Two FoMD faculty renewed as Canada Research Chairs

James Shapiro and Mark Glover share their reactions and discuss their vision for the next seven years as renewed CRCs

Ryan O'Byrne - 16 June 2021

The Government of Canada has released its list of Canada Research Chairs (CRC) for spring 2021 and once again, the Faculty of Medicine & Dentistry is well represented. Two faculty members have had their terms renewed: James Shapiro as the CRC of Transplantation Surgery and Regenerative Medicine and Mark Glover as the CRC of Structural Molecular Biology.

The Canada Research Chairs Program was created in 2000 and is part of the Government of Canada’s strategy to make Canada a world leader in research and development. Approximately $295 million per year is invested to support 2,285 CRCs across Canada, who each seek to achieve research excellence in their respective fields.
 
James Shapiro, professor, Department of Surgery

What did it mean to you to be renewed as the CRC of Transplantation Surgery and Regenerative Medicine?
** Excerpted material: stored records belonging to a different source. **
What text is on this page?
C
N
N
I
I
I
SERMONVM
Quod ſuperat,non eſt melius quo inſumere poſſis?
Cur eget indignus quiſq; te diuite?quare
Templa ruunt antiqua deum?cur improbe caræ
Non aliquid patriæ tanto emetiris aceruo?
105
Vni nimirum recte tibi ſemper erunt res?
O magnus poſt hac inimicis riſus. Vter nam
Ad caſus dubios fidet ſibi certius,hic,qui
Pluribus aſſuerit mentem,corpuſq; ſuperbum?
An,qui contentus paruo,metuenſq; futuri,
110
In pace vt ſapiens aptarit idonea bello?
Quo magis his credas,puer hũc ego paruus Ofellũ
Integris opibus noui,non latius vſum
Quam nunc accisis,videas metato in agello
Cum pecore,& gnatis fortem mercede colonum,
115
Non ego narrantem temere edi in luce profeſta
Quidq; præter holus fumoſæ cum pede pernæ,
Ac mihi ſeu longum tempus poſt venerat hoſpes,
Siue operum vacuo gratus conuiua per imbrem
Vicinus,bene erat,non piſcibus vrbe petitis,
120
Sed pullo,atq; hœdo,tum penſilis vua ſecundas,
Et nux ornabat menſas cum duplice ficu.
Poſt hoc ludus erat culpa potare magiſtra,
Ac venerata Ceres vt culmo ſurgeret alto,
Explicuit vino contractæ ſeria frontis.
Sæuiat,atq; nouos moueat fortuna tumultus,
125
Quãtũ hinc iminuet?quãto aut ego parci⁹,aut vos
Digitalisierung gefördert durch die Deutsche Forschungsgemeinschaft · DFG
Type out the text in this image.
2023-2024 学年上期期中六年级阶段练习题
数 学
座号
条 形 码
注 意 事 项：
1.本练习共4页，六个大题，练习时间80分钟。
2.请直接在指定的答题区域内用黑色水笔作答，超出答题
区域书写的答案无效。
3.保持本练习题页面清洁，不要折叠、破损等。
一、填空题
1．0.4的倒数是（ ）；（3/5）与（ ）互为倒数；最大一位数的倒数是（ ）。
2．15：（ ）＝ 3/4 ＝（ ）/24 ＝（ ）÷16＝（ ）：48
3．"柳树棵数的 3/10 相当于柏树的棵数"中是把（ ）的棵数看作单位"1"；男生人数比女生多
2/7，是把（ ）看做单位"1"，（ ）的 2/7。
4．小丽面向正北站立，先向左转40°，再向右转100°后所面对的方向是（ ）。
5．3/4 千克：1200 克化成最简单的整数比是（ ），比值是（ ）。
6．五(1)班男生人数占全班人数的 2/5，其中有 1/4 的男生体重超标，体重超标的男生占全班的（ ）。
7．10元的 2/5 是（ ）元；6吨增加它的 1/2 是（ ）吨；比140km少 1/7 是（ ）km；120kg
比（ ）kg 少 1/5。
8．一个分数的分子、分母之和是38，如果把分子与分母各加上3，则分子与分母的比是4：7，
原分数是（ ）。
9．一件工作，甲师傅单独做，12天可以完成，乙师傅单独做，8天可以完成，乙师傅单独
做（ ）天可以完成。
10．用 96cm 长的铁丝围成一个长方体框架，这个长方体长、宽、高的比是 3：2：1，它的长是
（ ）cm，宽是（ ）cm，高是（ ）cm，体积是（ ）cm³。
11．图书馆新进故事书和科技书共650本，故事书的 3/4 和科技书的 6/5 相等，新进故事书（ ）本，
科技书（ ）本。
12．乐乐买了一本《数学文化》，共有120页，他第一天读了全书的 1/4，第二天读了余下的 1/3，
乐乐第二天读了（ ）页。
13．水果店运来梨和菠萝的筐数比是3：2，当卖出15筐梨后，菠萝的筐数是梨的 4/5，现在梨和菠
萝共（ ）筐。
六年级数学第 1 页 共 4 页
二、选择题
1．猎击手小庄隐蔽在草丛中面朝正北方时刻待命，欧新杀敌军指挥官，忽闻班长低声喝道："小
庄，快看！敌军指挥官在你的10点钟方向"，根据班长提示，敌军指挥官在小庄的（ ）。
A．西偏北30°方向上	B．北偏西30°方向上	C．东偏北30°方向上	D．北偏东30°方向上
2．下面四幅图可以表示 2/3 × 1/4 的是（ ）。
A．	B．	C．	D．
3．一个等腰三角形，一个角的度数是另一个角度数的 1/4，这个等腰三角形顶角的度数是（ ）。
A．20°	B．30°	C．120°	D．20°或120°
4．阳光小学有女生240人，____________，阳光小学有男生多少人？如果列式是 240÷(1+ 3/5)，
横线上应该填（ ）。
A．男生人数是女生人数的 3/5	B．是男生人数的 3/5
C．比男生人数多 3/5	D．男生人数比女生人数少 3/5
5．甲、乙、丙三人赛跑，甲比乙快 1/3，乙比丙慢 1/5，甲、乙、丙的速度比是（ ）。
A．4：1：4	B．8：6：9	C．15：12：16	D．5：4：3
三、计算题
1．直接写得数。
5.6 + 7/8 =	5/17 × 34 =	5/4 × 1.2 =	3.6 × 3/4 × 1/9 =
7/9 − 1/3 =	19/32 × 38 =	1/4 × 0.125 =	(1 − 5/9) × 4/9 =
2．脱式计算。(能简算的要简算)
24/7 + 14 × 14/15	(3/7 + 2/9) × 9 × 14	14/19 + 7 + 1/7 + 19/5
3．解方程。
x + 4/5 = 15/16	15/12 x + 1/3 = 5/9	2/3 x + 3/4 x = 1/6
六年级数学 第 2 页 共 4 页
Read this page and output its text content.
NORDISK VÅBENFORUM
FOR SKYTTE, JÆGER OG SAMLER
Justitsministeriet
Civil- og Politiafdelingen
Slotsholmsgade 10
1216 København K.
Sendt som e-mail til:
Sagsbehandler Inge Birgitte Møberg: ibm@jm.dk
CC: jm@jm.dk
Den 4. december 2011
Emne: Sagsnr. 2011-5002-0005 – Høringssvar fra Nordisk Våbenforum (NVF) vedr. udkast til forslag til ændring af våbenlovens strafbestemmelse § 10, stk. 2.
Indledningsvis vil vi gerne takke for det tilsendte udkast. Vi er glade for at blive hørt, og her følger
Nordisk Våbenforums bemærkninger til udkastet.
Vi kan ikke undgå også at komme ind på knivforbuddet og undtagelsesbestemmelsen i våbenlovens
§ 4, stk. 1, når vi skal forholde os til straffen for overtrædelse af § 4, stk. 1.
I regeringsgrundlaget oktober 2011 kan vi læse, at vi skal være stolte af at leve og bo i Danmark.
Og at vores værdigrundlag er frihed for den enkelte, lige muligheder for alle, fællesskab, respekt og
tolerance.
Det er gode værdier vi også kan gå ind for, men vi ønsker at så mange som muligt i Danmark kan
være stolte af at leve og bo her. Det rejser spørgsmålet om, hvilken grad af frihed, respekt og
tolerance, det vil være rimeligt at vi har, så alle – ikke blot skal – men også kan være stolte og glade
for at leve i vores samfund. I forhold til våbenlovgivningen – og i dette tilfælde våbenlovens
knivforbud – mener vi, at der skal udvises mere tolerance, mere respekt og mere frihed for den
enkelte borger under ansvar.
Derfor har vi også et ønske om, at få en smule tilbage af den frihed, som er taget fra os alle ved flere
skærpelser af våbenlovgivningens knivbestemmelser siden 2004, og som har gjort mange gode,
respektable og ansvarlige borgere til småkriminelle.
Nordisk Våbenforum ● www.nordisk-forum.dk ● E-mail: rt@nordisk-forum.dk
I'm absolutely thrilled. It's a huge honour for me personally, for our Department of Surgery, the Faculty of Medicine & Dentistry and the University of Alberta.

It endorses the investment that CRC has made in our team and research program over the previous seven years, and I'm particularly excited to see the trajectory move forward, driving our game-changing therapies towards the curative treatment of all forms of diabetes.

What are some key research priorities that you plan to focus on?

Our lab is focused on development of personalized medicine-based stem cell therapies to treat diabetes. One approach we're excited about is using a patient's own stem cells to create islet cells that can be transplanted back into the patient to make insulin, avoiding the need for anti-rejection drugs and providing a potentially limitless source of cells that is no longer dependent on organ donors.

We have put together a brilliant team of around 60 top local, national and international investigators with expertise in stem cell production and mass manufacture, artificial intelligence and machine learning. This team is geared up to orchestrate their skills together with industry to transform the cell-manufacturing process.

How do you envision this work contributing to patient impacts or improved patient outcomes?

We have learned over the past 20 years with the success of the Edmonton Protocol that cell-replacement therapy can revolutionize the lives of patients with diabetes. There are 460 million people living with diabetes today that will one day benefit from this therapy. No longer needing to inject insulin, monitor blood sugar or take anti-rejection drugs will take us to the next frontier of regenerative medicine, and it is truly exciting that the U of A is at the forefront in these efforts. There is a bright future ahead for patients living with diabetes, and this CRC will help accelerate our team’s progress.

Mark Glover, professor and chair, Department of Biochemistry


What did it mean to you to be renewed as the CRC of Structural Molecular Biology?


It's fantastic. It comes at an exciting time for my lab, which is in a bit of a transition period.

Structural and molecular biology is about trying to understand how genes work at the fundamental chemical, structural and molecular level. But when you get to that level of detail, you end up looking at individual parts and not the intact systems of molecules. With this CRC, we’re trying to be more holistic in our approach.

What are some key research priorities that you plan to focus on?

We're specifically interested in looking at chromatin (the package of DNA, protein and RNA in cells) that is in the act of being damaged and repaired inside cells. We're actually creating whole chromatin systems that consist of intact DNA bound to the normal proteins. It's giving us a fundamental view into how all cells maintain the integrity of their DNA.

There are some translational things that could come out of this. For example, we now know that cancers are the result of damage to the DNA and our cells have the systems to recognize damage and repair the damage. What we're finding out is that deficiencies in these repair systems are often at the heart of many cancers.

We also want to establish a new imaging method. Everything we've done so far has used X-ray crystallography, which is fantastic for looking at smaller things, but doesn’t work very well when looking at these large complexes of DNA with so many proteins. There's a new microscopy technique called cryo-electron microscopy that we want to move into. We've got some instrumentation at the U of A and we're working on developing this area further. That's going to be a key goal for us in the next seven years.

How do you envision this work contributing to patient impacts or improved patient outcomes?

Structural molecular biology is really at the beginning of the pipeline of drug discovery. So for example, one of the applications of our work could be to eventually uncover new drugs. Specifically, the DNA repair and DNA damage signalling work we do has a lot of potential application for cancer therapy development.

Many of the common cancer therapies actually damage DNA; they're very crude therapies that target tumours with something that is especially cytotoxic to the tumours, but of course there are terrible side-effects. Our idea is that if we can reduce the DNA damage response in the tumour cell, we can reduce the side-effects and may be able to enhance the efficacy of those DNA-targeting therapies as well.